Впрочем, уставшего от невзгод Федорина все это заботило мало. С коллегами он сошелся быстро, военная среда легко сближает людей. При шестидневной рабочей неделе торчать на службе приходилось не больше прежнего, в основном придумывая себе какое-нибудь дело, жаловании же шло намного больше и выплачивалось почти в срок.

Обсуждая его устройство, жена сказала вечером на кухне:

-- Какой из тебя солдафон, Федорин? А если станешь им, то еще хуже...

Но не перечила. "Повезло мне с ней", - не раз думал он, прибавляя с мысленным вздохом: хоть в этом...

Когда началось чеченское безумие, в училище заговорили: "Скоро поедем". Прочили отправку вплоть до слушателей, по крайне мере выпускных курсов, на охрану коммуникаций и административных границ. Но время шло, в болевой точке затягивались немыслимые для огромной армии бои за провинциальный город, а приказа не поступало. Рвущихся осаживали - служите где служите, не Иностранный легион. Героический порыв остыл, и тут пришла квота: двадцать человек в трехдневный срок, на сорок пять суток, а там может и больше, как повезет.

Ехать не принуждали, хватало добровольцев, но молодым офицерам не выказать доблесть было вроде как не к лицу. Проявило в целом патриотизм народу вдвое против нужного, всех возрастов и должностей. Набрали по справедливости, человек от кафедры или отдела, дабы не оголять штат, прочим обещали следующие разы. Возглавил группу начальник курса дисциплин подполковник Стекольников, башковитый лысеющий весельчак с багровой рожей кадрового вояки - мороз, солнце и алкоголь. Он презрел штабной стульчик в Ханкале, где зависло несколько человек, и прибыл с оставшимися в отдельный полк ВВ, куда они получили назначение.

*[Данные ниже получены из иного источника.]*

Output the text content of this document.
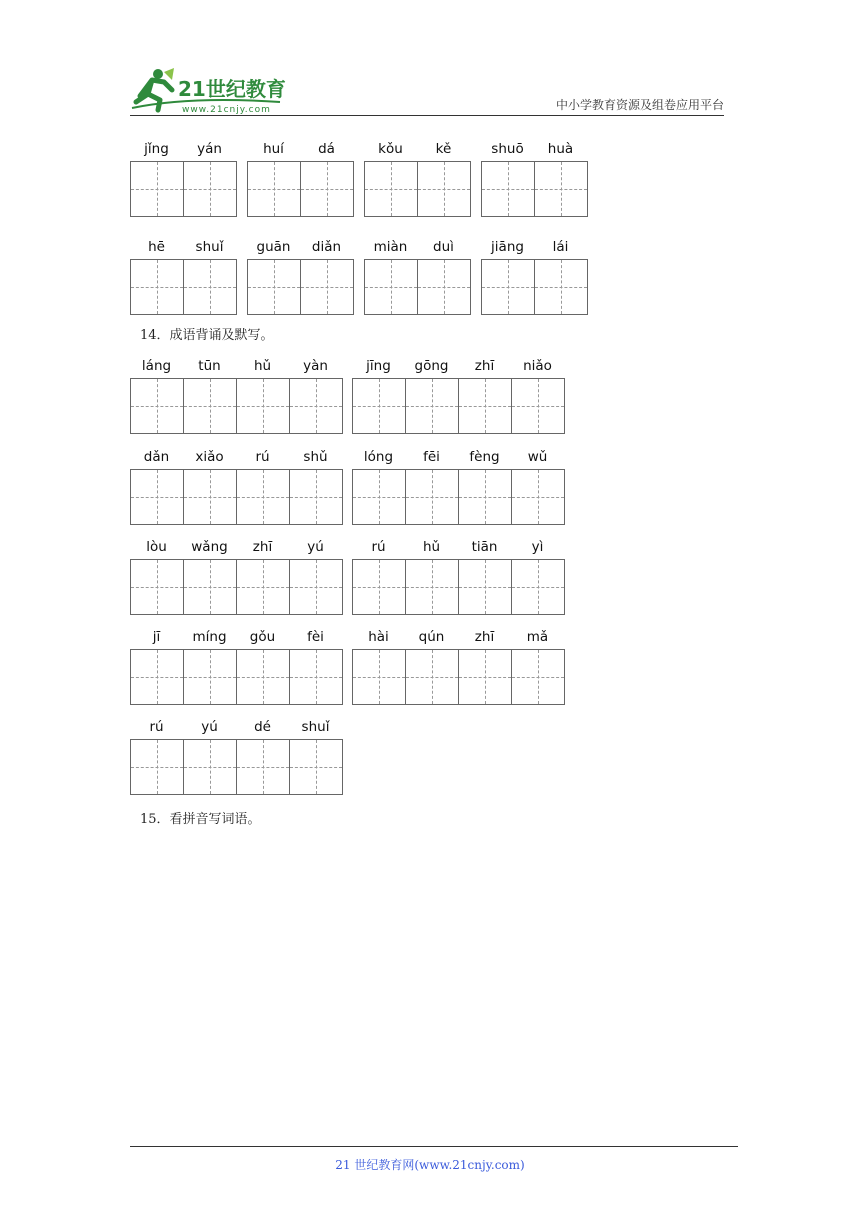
21世纪教育
www.21cnjy.com	中小学教育资源及组卷应用平台
jǐng	yán	huí	dá	kǒu	kě	shuō	huà
hē	shuǐ	guān	diǎn	miàn	duì	jiāng	lái
14．成语背诵及默写。
láng	tūn	hǔ	yàn	jīng	gōng	zhī	niǎo
dǎn	xiǎo	rú	shǔ	lóng	fēi	fèng	wǔ
lòu	wǎng	zhī	yú	rú	hǔ	tiān	yì
jī	míng	gǒu	fèi	hài	qún	zhī	mǎ
rú	yú	dé	shuǐ
15．看拼音写词语。
21 世纪教育网(www.21cnjy.com)
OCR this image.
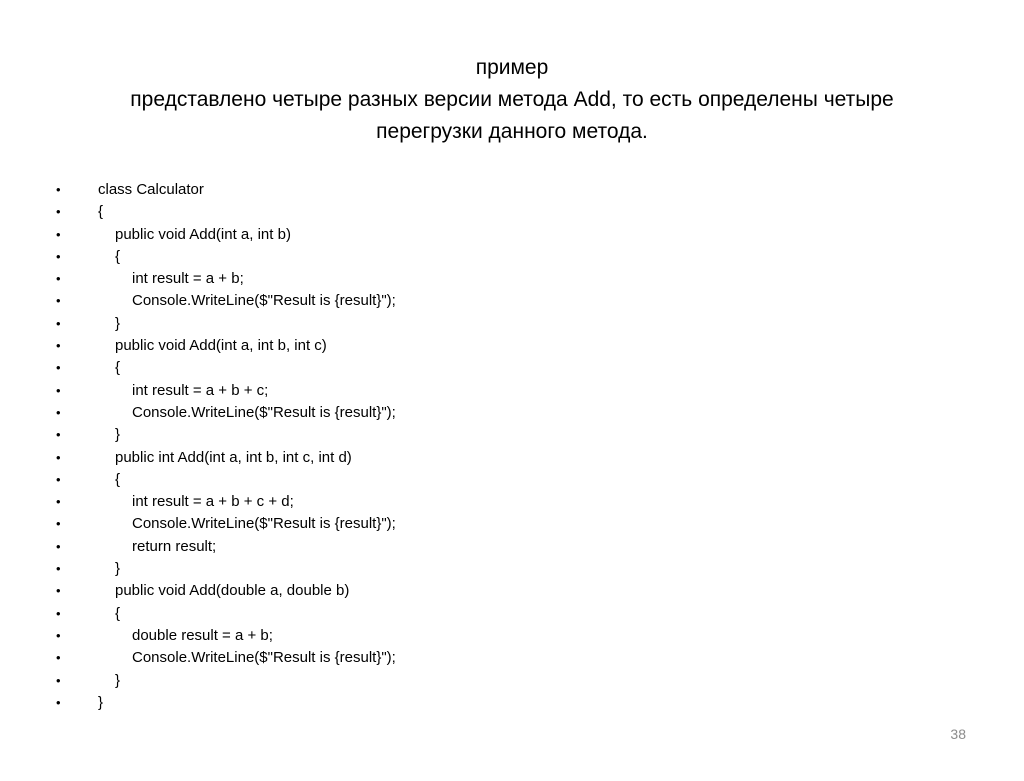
пример
представлено четыре разных версии метода Add, то есть определены четыре
перегрузки данного метода.

•

	class Calculator

•

	{

•

	public void Add(int a, int b)

•

	{

•

	int result = a + b;

•

	Console.WriteLine($"Result is {result}");

•

	}

•

	public void Add(int a, int b, int c)

•

	{

•

	int result = a + b + c;

•

	Console.WriteLine($"Result is {result}");

•

	}

•

	public int Add(int a, int b, int c, int d)

•

	{

•

	int result = a + b + c + d;

•

	Console.WriteLine($"Result is {result}");

•

	return result;

•

	}

•

	public void Add(double a, double b)

•

	{

•

	double result = a + b;

•

	Console.WriteLine($"Result is {result}");

•

	}

•

	}

38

Полк с начала весны держали в каком-то странном резерве. Переброшенный осенью на Кавказ, он участвовал в зимних боях на юго-восточном направлении, добросовестно занимал указанные рубежи, а потом увяз. К центру не перемещали, на окраинах же мятежной Ичкерии установился хрупкий баланс. Равнину официально контролировали федеральные силы, по мере возможностей закрепившиеся в предгорьях. Дальше властвовали главари племенных банд, новоявленные вожди сохранившихся даже в изгнании кланов. Оседлать горную часть без многократного численного увеличения, наведения хоть какого-то порядка в руководстве, координации и обеспечении войск оказалось невозможным. Командование, знающее лишь требование сверху, вряд ли осознавало это стратегически - просто не вышло. Взятие Грозного ценой тысячных жертв, точно Праги и Берлина сорокалетием раньше, распыление по занятой территории ослабили группировку. Она не смогла даже запереть крупные ущелья с проходами за хребет, откуда подпитывался противник; за недавнюю помощь тамошним сепаратистам южные соседи вредили бывшему Брату, как могли.

После случаев тяжелых потерь и даже гибели в полном составе колонн, осуществлявших кровообращение армии циркулированием по "очищенной" зоне, было решено обеспечить им твердую безопасность. В результате полку при спорадическом участии в боевых операциях отвели ежедневное сопровождение войсковых "лент" на признанном наиболее сложным участке. Грузовики пылили среди заросших разнотравьем полей и взбирались на серпантины под охраной собственной бронетехники, иногда даже танков, но в назначенном месте останавливалась, чтобы принять в хвост, голову и где-нибудь сбоку дополнительные БТРы. Эффект был сомнителен, в пути цепь все равно растягивалась, особенно на пересеченных участках, верный способ подрыва крайних машин превращал колонну в мишень независимо от мощи конвоя. Тем не менее он исправно выезжал на рассвете, ибо военный механизм силен исполнением приказов и слаб их частой бессмысленностью.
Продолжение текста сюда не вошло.